A inteligência artificial prometia ser uma ferramenta de libertação, mas sob o capitalismo digital, transforma-se em mais um mecanismo de subjugação. Seu brilho futurista esconde a velha lógica da exploração

1.

No limiar do século atual, o Uruguai desdobrou uma ousada e vibrante tapeçaria digital por seus campos, cidades e costas, sonhando com uma sociedade tecida pela inclusão tecnológica. Hoje, o tecido está se desfazendo nas mãos de monopólios onipresentes e secretos. Ceibal iluminou telas como estrelas nas mãos de crianças, enquanto Ibirapitá proporcionou aos idosos uma primavera digital tardia.

Essa audácia baseava-se em um conceito claro: tecnologia como um direito, não como um privilégio. No entanto, já em dezembro passado, o artigo que escrevi nestas páginas, “Uruguai como um elo forte na soberania digital”, alertava para a crescente sombra dos monopólios digitais e a progressiva privatização dos serviços públicos, que começava a corroer aquelas promessas iniciais.

O sonho de inclusão enfrentou então, e enfrenta ainda mais hoje, a ameaça de se tornar uma infraestrutura capturada por interesses oligopolistas transnacionais. Um alerta para o governo progressista então no poder.

Diante dessa ameaça, propostas alternativas surgiram e continuam a surgir em diversos espaços intelectuais e políticos, incluindo aquelas formuladas pela “Coalizão pela Soberania Digital Democrática e Ecológica”, um coletivo internacional preocupado com a intervenção política em relação à soberania tecnológica. Esse coletivo, liderado por acadêmicos e intelectuais comprometidos com a democratização tecnológica e a sustentabilidade ecológica, propõe iniciativas concretas para recuperar a autonomia cidadã da dominação digital corporativa.

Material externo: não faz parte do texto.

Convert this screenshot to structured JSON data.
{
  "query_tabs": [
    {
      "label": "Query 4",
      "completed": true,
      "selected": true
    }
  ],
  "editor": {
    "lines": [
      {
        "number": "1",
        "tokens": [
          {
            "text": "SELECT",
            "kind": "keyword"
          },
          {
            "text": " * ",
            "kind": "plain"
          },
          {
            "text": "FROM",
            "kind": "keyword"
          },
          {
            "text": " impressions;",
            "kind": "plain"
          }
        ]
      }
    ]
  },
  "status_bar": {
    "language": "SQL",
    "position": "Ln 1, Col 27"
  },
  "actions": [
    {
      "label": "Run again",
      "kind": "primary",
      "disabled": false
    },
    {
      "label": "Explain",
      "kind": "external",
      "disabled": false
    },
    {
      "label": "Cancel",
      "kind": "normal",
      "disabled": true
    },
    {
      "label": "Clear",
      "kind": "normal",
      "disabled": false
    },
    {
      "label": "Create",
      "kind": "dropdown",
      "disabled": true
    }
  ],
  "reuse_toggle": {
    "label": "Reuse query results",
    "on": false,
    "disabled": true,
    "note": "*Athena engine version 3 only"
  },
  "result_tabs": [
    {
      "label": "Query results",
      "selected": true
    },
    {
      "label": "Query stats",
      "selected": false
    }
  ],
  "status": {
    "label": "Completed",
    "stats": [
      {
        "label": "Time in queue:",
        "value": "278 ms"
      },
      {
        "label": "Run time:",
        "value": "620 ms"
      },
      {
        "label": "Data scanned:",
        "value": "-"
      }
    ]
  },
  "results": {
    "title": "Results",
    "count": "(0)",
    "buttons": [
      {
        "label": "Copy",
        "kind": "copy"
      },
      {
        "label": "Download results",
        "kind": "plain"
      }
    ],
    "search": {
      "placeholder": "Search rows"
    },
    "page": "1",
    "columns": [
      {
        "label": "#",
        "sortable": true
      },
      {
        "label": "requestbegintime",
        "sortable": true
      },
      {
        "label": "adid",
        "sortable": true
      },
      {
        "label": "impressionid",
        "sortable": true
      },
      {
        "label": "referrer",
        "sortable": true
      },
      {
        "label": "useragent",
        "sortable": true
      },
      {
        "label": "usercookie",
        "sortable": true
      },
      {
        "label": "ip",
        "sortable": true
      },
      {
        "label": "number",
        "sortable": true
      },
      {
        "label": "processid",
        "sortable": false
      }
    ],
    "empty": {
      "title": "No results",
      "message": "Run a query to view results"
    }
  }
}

Suas propostas buscam romper as amarras do colonialismo digital, devolvendo aos cidadãos a soberania de seus territórios virtuais. A construção de nuvens públicas multiestatais e plataformas digitais democráticas constitui um de seus pilares fundamentais, buscando emancipá-las do controle corporativo que sufoca suas decisões mais íntimas e devolver o poder sobre seus dados e decisões às pessoas.

Como argumentei, isso não se limita apenas à esfera tecnológica digital, mas propõe uma integração transversal com a sustentabilidade ambiental. Nessa perspectiva, a transição digital deve caminhar lado a lado com uma economia circular que proteja os ecossistemas. É a conjunção indispensável entre o digital e o orgânico, entre os circuitos eletrônicos e os ciclos de vida.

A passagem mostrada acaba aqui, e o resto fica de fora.